Python: module sega_learn.neural_networks.optimizers

sega_learn.neural_networks.optimizers_jit

Modules

numpy

Classes

JITAdadeltaOptimizer(builtins.object)

JITAdadeltaOptimizer

JITAdamOptimizer(builtins.object)

JITAdamOptimizer

JITSGDOptimizer(builtins.object)

JITSGDOptimizer

class JITAdadeltaOptimizer(JITAdadeltaOptimizer)

JITAdadeltaOptimizer(*args, **kwargs)

Adadelta optimizer class for training neural networks.

Formula:
    E[g^2]_t = rho * E[g^2]_{t-1} + (1 - rho) * g^2
    Delta_x = - (sqrt(E[delta_x^2]_{t-1} + epsilon) / sqrt(E[g^2]_t + epsilon)) * g
    E[delta_x^2]_t = rho * E[delta_x^2]_{t-1} + (1 - rho) * Delta_x^2
Derived from: https://arxiv.org/abs/1212.5701
Args:
    learning_rate (float, optional): The learning rate for the optimizer. Defaults to 1.0.
    rho (float, optional): The decay rate. Defaults to 0.95.
    epsilon (float, optional): A small value to prevent division by zero. Defaults to 1e-6.
    reg_lambda (float, optional): The regularization parameter. Defaults to 0.0.

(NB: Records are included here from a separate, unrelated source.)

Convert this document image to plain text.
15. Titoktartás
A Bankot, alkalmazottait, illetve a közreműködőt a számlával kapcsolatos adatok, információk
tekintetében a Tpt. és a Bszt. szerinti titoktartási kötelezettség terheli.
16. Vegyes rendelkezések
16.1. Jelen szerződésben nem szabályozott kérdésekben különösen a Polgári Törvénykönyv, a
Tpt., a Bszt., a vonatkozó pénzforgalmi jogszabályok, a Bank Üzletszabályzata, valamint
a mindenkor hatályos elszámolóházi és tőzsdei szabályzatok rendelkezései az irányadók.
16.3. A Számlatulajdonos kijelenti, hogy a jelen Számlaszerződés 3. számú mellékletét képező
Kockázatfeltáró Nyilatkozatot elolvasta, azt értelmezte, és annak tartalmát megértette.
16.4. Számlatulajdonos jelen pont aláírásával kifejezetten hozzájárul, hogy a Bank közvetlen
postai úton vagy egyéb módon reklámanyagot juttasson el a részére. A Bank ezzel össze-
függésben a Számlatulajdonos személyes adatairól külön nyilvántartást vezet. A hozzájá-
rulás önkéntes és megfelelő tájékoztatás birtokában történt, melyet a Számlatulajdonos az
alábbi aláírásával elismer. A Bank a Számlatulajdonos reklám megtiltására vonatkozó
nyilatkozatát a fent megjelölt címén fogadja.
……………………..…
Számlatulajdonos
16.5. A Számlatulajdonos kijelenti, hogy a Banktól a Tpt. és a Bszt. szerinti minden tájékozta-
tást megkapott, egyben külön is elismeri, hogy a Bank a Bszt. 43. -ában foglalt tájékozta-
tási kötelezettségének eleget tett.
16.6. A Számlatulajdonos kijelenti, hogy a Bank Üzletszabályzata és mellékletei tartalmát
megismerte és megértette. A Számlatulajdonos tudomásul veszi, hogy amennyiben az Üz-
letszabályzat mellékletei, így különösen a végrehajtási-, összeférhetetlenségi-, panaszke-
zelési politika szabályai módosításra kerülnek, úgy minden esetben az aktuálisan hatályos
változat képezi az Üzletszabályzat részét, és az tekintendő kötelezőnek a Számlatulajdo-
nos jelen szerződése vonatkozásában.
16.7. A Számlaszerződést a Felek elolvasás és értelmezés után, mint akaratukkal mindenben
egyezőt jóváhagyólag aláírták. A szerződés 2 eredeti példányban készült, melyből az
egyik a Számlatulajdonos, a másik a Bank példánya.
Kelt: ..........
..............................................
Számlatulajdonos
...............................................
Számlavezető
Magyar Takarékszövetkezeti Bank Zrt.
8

Method resolution order:: JITAdadeltaOptimizer; JITAdadeltaOptimizer; builtins.object

Data and other attributes defined here:

class_type = jitclass.JITAdadeltaOptimizer#1ed8a7c8610<learni...float64, 3d, C),E_delta_x2:array(float64, 3d, C)>

Methods inherited from JITAdadeltaOptimizer:

__init__(self, learning_rate=1.0, rho=0.95, epsilon=1e-06, reg_lambda=0.0): Initializes the optimizer with specified hyperparameters.

Args:
    learning_rate: (float), optional - The learning rate for the optimizer (default is 1.0).
    rho: (float), optional - The decay rate for the running averages (default is 0.95).
    epsilon: (float), optional - A small value to prevent division by zero (default is 1e-6).
    reg_lambda: (float), optional - The regularization parameter (default is 0.0).

Attributes:
    E_g2: (np.ndarray) - Running average of squared gradients.
    E_delta_x2: (np.ndarray) - Running average of squared parameter updates.

initialize(self, layers): Initializes the running averages for each layer's weights.

Args:
layers: (list) - List of layers in the neural network.

Returns:
None

update(self, layer, dW, db, index): Updates the weights and biases of a layer using the Adadelta optimization algorithm.

Args:
    layer: (Layer) - The layer to update.
    dW: (np.ndarray) - The gradient of the weights.
    db: (np.ndarray) - The gradient of the biases.
    index: (int) - The index of the layer.

Returns:
    None

update_layers(self, layers, dWs, dbs): Updates all layers' weights and biases using the Adadelta optimization algorithm.

Args:
    layers: (list) - List of layers in the neural network.
    dWs: (list of np.ndarray) - Gradients of the weights for each layer.
    dbs: (list of np.ndarray) - Gradients of the biases for each layer.

Returns:
    None

Data descriptors inherited from JITAdadeltaOptimizer:

__dict__: dictionary for instance variables

__weakref__: list of weak references to the object

class JITAdamOptimizer(JITAdamOptimizer)

JITAdamOptimizer(*args, **kwargs)

Adam optimizer class for training neural networks.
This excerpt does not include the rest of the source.